October 4, 2012 in Idaho

Cyberbullying decried by Otter, Luna in ads

Associated Press
 

BOISE – Just months after an anti-bullying bill died in Idaho’s Legislature, Gov. Butch Otter has added his voice to efforts to bring an end to electronic harassment.

Otter filmed a public service announcement urging students, parents and teachers to create a zero tolerance policy for cyberbullying

The governor released the 30-second announcement via YouTube on Tuesday.

It says more than 18,000 children across the state receive text messages or other electronic communications from bullies each year.

“We can help stop this practice with education about the harmful effects of bullying and how to create a zero tolerance for harassment in and out of school,” Otter said in the spot.

October is cyberbullying awareness month.

In March, lawmakers in the Idaho House rejected a bill approved by the Senate requiring teachers and administrators to identify and crack down on students who harass and threaten classmates, including via electronic means.

The bill passed the Senate 25-8 before running into problems when Rep. Bob Nonini, R-Coeur d’Alene, refused to give it a hearing in the House Education Committee.
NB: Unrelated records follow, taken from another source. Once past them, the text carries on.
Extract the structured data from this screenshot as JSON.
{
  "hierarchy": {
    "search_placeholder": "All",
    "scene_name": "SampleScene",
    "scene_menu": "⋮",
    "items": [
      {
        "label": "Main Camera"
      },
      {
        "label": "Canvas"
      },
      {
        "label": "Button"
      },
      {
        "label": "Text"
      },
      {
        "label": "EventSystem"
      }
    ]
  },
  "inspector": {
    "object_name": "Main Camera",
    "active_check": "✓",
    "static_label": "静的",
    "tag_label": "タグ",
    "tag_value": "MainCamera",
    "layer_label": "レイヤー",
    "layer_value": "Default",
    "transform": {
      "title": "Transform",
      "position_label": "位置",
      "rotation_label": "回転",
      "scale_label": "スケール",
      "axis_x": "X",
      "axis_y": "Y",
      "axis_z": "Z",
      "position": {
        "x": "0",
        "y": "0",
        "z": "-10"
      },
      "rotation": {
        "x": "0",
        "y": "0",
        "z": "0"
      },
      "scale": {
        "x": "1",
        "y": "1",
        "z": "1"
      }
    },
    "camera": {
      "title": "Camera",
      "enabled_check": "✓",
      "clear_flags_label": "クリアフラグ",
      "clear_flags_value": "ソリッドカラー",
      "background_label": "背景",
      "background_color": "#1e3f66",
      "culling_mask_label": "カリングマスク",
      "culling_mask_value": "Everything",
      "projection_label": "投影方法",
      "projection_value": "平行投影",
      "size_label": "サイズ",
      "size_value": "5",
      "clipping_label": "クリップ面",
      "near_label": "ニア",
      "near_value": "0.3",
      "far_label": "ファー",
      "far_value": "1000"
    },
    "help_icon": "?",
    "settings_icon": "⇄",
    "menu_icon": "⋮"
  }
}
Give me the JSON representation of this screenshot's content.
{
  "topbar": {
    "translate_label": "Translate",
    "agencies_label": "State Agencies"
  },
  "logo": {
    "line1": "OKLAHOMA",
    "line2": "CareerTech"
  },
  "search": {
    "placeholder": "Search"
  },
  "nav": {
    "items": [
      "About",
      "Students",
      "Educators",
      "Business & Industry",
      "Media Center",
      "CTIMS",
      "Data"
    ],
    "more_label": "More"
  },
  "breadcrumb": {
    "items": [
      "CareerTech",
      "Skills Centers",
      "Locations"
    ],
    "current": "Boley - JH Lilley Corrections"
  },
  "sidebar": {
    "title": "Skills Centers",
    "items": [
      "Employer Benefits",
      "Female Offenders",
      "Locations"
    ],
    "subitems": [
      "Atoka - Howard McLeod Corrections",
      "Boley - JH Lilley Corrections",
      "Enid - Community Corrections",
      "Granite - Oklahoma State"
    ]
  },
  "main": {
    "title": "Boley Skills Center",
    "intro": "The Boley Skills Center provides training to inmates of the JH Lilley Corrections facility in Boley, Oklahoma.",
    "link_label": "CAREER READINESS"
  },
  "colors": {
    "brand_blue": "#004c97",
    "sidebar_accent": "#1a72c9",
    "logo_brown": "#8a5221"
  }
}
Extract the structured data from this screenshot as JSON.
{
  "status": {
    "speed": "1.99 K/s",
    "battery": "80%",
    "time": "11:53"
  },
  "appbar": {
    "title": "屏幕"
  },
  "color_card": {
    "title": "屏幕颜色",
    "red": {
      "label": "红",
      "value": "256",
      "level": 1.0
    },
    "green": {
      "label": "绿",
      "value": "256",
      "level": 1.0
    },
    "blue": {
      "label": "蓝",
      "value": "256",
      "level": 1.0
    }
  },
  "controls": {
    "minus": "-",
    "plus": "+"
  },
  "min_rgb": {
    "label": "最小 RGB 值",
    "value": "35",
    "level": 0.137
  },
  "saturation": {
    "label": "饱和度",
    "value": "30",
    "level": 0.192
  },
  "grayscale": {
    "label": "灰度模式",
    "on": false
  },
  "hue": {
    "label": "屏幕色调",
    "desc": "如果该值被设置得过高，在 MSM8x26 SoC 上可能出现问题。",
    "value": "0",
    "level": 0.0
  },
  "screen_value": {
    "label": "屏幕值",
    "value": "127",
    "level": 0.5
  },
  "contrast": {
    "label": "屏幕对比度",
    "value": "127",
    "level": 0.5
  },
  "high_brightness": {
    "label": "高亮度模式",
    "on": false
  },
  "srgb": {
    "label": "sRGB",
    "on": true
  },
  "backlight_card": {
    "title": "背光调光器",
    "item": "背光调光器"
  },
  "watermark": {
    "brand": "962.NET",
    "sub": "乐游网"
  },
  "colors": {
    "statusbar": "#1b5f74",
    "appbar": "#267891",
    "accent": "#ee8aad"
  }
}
Some representatives opposed the bill on grounds that it could add a financial burden to already cash-strapped school districts.

Jon Hanian, Otter’s spokesman in Boise, said the governor hasn’t weighed in on the merits of that bill.

However, the Republican governor believes Idaho is among states that have a problem with bullying, and that merits attention to keep children safe and secure.

“This public service announcement is one way he believes we can deal with it,” Hanian said. “He understands and respects that the Legislature is going to do what they’re going to do.”

Bullying has attracted national attention with court cases and documentaries exploring the problem.

A federal lawsuit was recently settled over gay and lesbian students being bullied in a Minnesota school district, and a Rutgers University student was found guilty of spying on and broadcasting a sexual encounter of his roommate, who later committed suicide.

Otter isn’t the only state official joining the push to raise awareness about bullying.

Superintendent of Public Instruction Tom Luna also filmed a public service announcement underscoring the dark side of the Internet and the importance of keeping children safe from harassment.

“Too often, this same technology is used to harass and bully,” Luna said in his announcement.